In Code Complete, Steve McConnell offers sage advice for knowing when you can reasonably move to Step 2. (Hint: Just testing the happy path ain’t gonna get you there.):
Immature testing organizations tend to have about five clean tests for every dirty test. Mature testing organizations tend to have five dirty tests for every clean test. This ratio is not reversed by reducing the clean tests; it’s done by creating 25 times as many dirty tests.
And we should always keep the value of code coverage (or any isolated metric for that matter) in perspective, as Andy Glover reminds us in his post on unambiguously analyzing metrics:
Metrics are more copasetic when combined with other metrics and trended – for instance, complexity alone is somewhat interesting, but pairing complexity with code coverage paints a much more detailed metric that bears understanding. High complexity with low coverage is clearly more risky than the same complexity with high code coverage …
Beyond Developer Testing
Not only should we avoid relying on a single metric, we should also be wary of relying too much on a single form (or a single “layer”) of testing. As Luke Francl argues in his call for more diverse testing, even the most exhaustive set of unit tests is limited in the scope of defects it can find :
Don’t put all your eggs in one basket. The most interesting thing about these defect detection techniques is that they tend to find different errors. Unit testing finds certain errors; manual testing others; usability testing and code reviews still others.
In his post on The Ultimate Unit Test Failure, Jeff Atwood comes out swingin’ and begs development teams to invest in interaction design with the same enthusiasm (or perhaps more) that we give to developer testing:
Perfectly executed code coverage doesn’t mean users will use your program.

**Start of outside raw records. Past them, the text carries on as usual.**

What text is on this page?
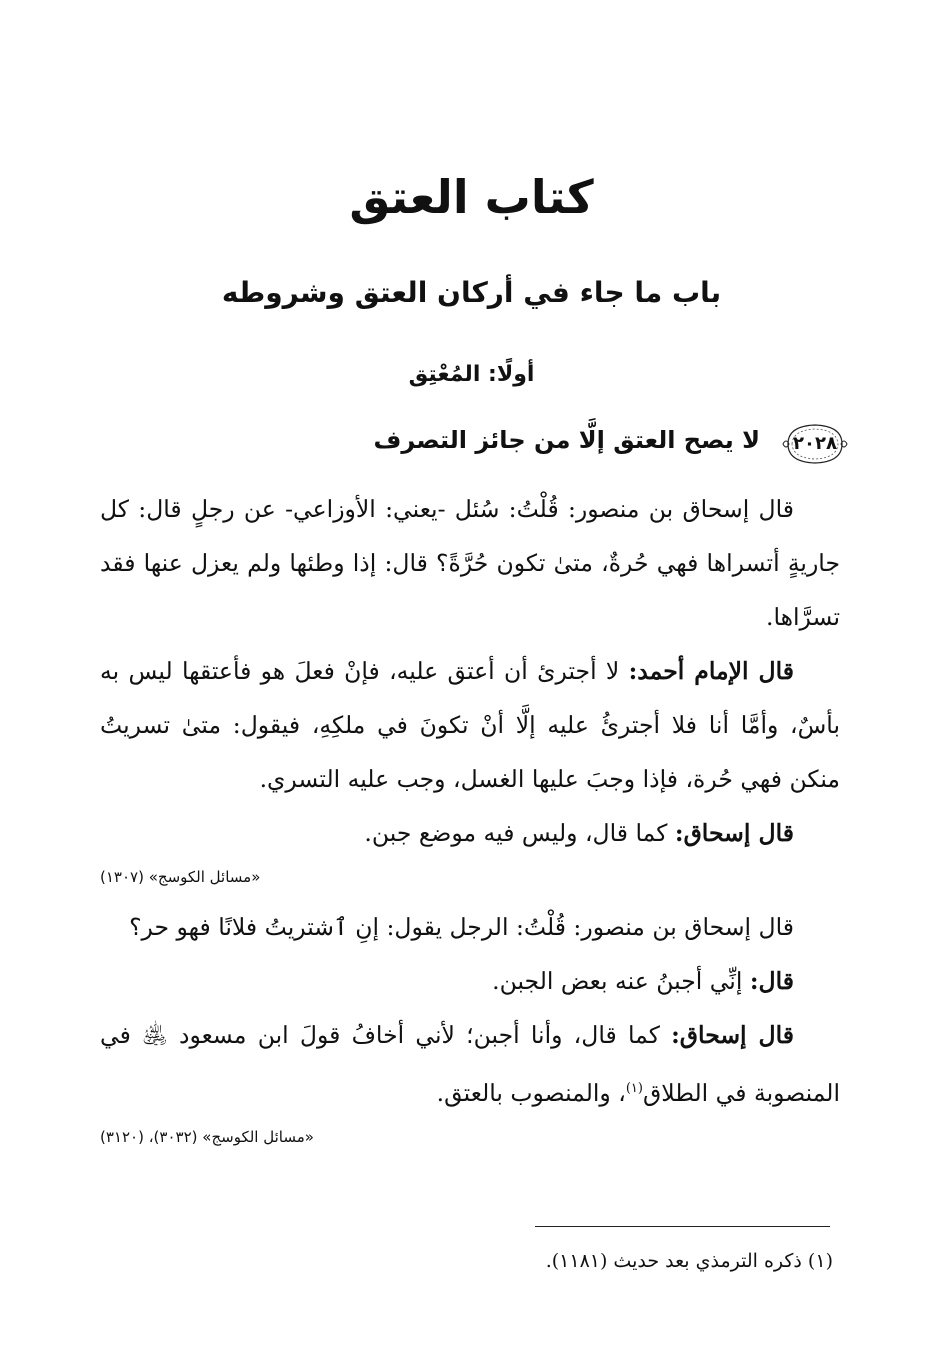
كتاب العتق
باب ما جاء في أركان العتق وشروطه
أولًا: المُعْتِق
٢٠٢٨
لا يصح العتق إلَّا من جائز التصرف

قال إسحاق بن منصور: قُلْتُ: سُئل -يعني: الأوزاعي- عن رجلٍ قال: كل جاريةٍ أتسراها فهي حُرةٌ، متىٰ تكون حُرَّةً؟ قال: إذا وطئها ولم يعزل عنها فقد تسرَّاها.

قال الإمام أحمد: لا أجترئ أن أعتق عليه، فإنْ فعلَ هو فأعتقها ليس به بأسٌ، وأمَّا أنا فلا أجترئُ عليه إلَّا أنْ تكونَ في ملكِهِ، فيقول: متىٰ تسريتُ منكن فهي حُرة، فإذا وجبَ عليها الغسل، وجب عليه التسري.

قال إسحاق: كما قال، وليس فيه موضع جبن.

«مسائل الكوسج» (١٣٠٧)

قال إسحاق بن منصور: قُلْتُ: الرجل يقول: إنِ ٱشتريتُ فلانًا فهو حر؟

قال: إنِّي أجبنُ عنه بعض الجبن.

قال إسحاق: كما قال، وأنا أجبن؛ لأني أخافُ قولَ ابن مسعود ﵁ في المنصوبة في الطلاق$^{(١)}$، والمنصوب بالعتق.

«مسائل الكوسج» (٣٠٣٢)، (٣١٢٠)
(١) ذكره الترمذي بعد حديث (١١٨١).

Or that it’s even worth using in the first place.
No Silver Bullet
If there’s any one theme that we can observe across this collection of ideas, it’s the recognition that no recipe, or tool, or one-size-fits-all process offers the One True Way (TM) to develop quality software. As Michael Feathers points out, quality doesn’t come from a “mechanistic” approach to testing:
Quality is a function of thought and reflection - precise thought and reflection. That’s the magic. Techniques which reinforce that discipline invariably increase quality.
It’s only that critical thought that will tell us when it would be more cost-effective to use one flavor of testing over another. It’s only that critical thought that will uncover implied requirements in a user story or prompt us to ask about hidden assumptions that might be lingering in a given use case. It’s only that critical thought that will recognize when the pattern that’s worked for us 95% of the time simply isn’t appropriate for the particular scenario we’ve just come across. To forgo that critical thought in search of a silver bullet, that’s the ultimate testing anti-pattern.
 Luke notes that the specific overlaps in the diagram are admittedly arbitrary. The specific areas of overlap are insignificant for our purposes here. Noteworthy is that while there is some overlap between these forms of testing, each one tends to identify at least some defects that are less likely to be identified by other forms of testing. (Diagram used with permission.)